A few months ago,
Tayest, one of our Ember guides, recommended the book Toxic Charity to me. Since then lots of other people in my circles have also been talking about it. And Taylor asked if Ember would host an evening discussion on the book, specifically to talk about the ideas and her context of a team of college revolutionaries. Here are some rough notes to the conversation:
+ Participants
Tony, Trevin, Clancy - Ember guides, Lauren - Ember intern
Taylor, Dylan, Rachel, Brooke, Jenny, Wendy, Jack, Nathan - Salisbury students
Glenn - Nathan's dad, professional in intl comm dev
+ Context
Salisbury Uni - core team of about 10 college students who are serving the fringe via off campus ministries
three venues:
God's kitchen - a soup kitchen model
HALO - a womens and childrens shelter and homeless day center
Salisbury Urban Ministries - a soup kitchen model
+ Intro
"Giving to those in need what they could be gaining from their own initiative may well be the kindest way to destroy people."
examples from the book:
free church food pantry transformed into a food co-op
giving Christmas gifts to needy families versus a discount toy store
affluence - this topic may be more intense because we have so much
those who have been given much, much will be required
unique to us gathered here in this room
see more notes on the book
here
+ Initial Thoughts
most everyone agrees with the basic premise of the book
difficult to generalize - but most seems very valid
attentive to the spirit - tension of helping and giving in the right way but also being attentive to how God is leading
requires change - not everyone will want to change what they are doing because it makes them feel good
sometimes we are not in charge at the places we serve. not easy to make this kind of organizational change
+ Glenn B, special guest [seriously, read his
resume]
agriculture and intl development
peace corps - Guatemala
missionary
a do no harm approach
'we facilitate opportunities for people'
accompanying them, training microgrants, design and implement together
base principle - we don't know what is best for them
physical and spiritual components have to be done together
relief and development
measurement and indicators are important but you can't be driven by them - 'best effort' stewardship
counterpart contribution - onwership, dignity, value,
donor results can erroneously drive a free gift, quota approach
+ Idea Models
[this was totally stolen from Ben Arment, see
this and
this]
The question is really how to bring some of these ideas back to your context at Salisbury so lets play around with some idea models based on the idea of sustainable charity.
resume writing
cooking in a soup kitchen
toy store versus food co-op [from the book]

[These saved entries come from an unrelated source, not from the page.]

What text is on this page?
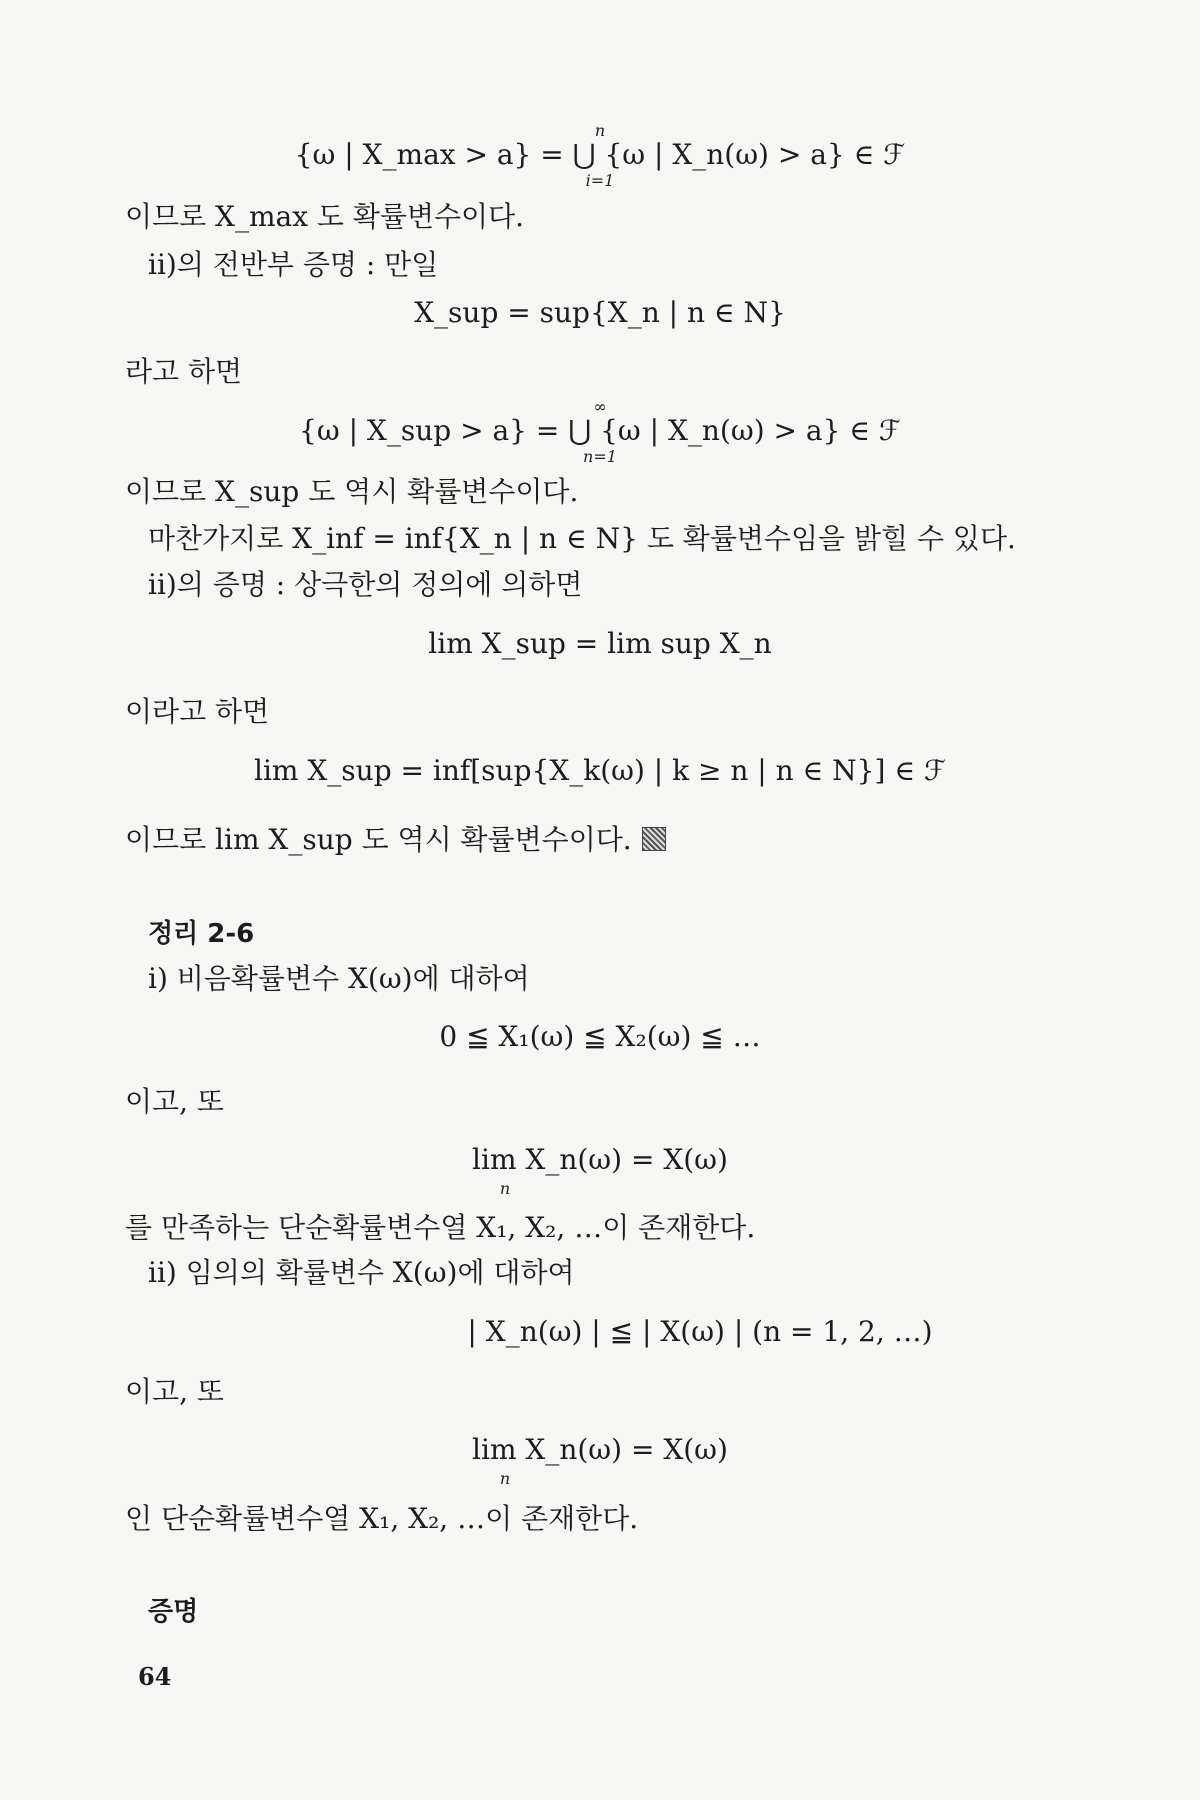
n
{ω | X_max > a} = ⋃ {ω | X_n(ω) > a} ∈ ℱ
i=1
이므로 X_max 도 확률변수이다.
ii)의 전반부 증명 : 만일
X_sup = sup{X_n | n ∈ N}
라고 하면
∞
{ω | X_sup > a} = ⋃ {ω | X_n(ω) > a} ∈ ℱ
n=1
이므로 X_sup 도 역시 확률변수이다.
마찬가지로 X_inf = inf{X_n | n ∈ N} 도 확률변수임을 밝힐 수 있다.
ii)의 증명 : 상극한의 정의에 의하면
lim X_sup = lim sup X_n
이라고 하면
lim X_sup = inf[sup{X_k(ω) | k ≥ n | n ∈ N}] ∈ ℱ
이므로 lim X_sup 도 역시 확률변수이다.
정리 2-6
i) 비음확률변수 X(ω)에 대하여
0 ≦ X₁(ω) ≦ X₂(ω) ≦ …
이고, 또
lim X_n(ω) = X(ω)
n
를 만족하는 단순확률변수열 X₁, X₂, …이 존재한다.
ii) 임의의 확률변수 X(ω)에 대하여
| X_n(ω) | ≦ | X(ω) | (n = 1, 2, …)
이고, 또
lim X_n(ω) = X(ω)
n
인 단순확률변수열 X₁, X₂, …이 존재한다.
증명
64
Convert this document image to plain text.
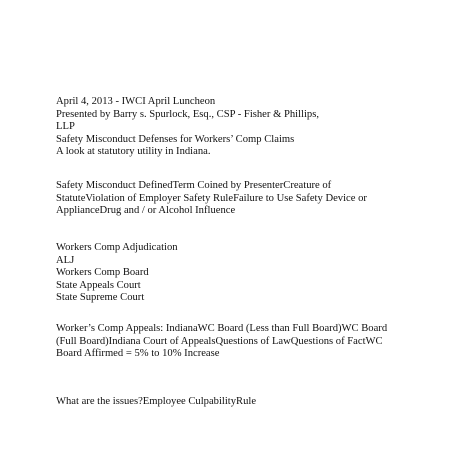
April 4, 2013 - IWCI April Luncheon
Presented by Barry s. Spurlock, Esq., CSP - Fisher & Phillips,
LLP
Safety Misconduct Defenses for Workers’ Comp Claims
A look at statutory utility in Indiana.
Safety Misconduct DefinedTerm Coined by PresenterCreature of StatuteViolation of Employer Safety RuleFailure to Use Safety Device or ApplianceDrug and / or Alcohol Influence
Workers Comp Adjudication
ALJ
Workers Comp Board
State Appeals Court
State Supreme Court
Worker’s Comp Appeals: IndianaWC Board (Less than Full Board)WC Board (Full Board)Indiana Court of AppealsQuestions of LawQuestions of FactWC Board Affirmed = 5% to 10% Increase
What are the issues?Employee CulpabilityRule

church partnership - big clothes swap
CVS or Wal Mart store
addiction counseling/Christian counseling
PAC access center - paradigm for church community development - better practices
survey the population - methodical strengths/skills assessment - value clusters, evaluate the demand in the community for the skills - don't want to train them in skills that are not in demand by the market
skills job training mentoring
homeless paper in DC - Streetsense
lots of resources in the university
someone at God's kitchen thinks the college kids are all actors. can't believe people actually serve like them.
My biggest impression after this group left was that I'm excited to see what they come up with. I think it's going to be an idea model that is completely out of the box.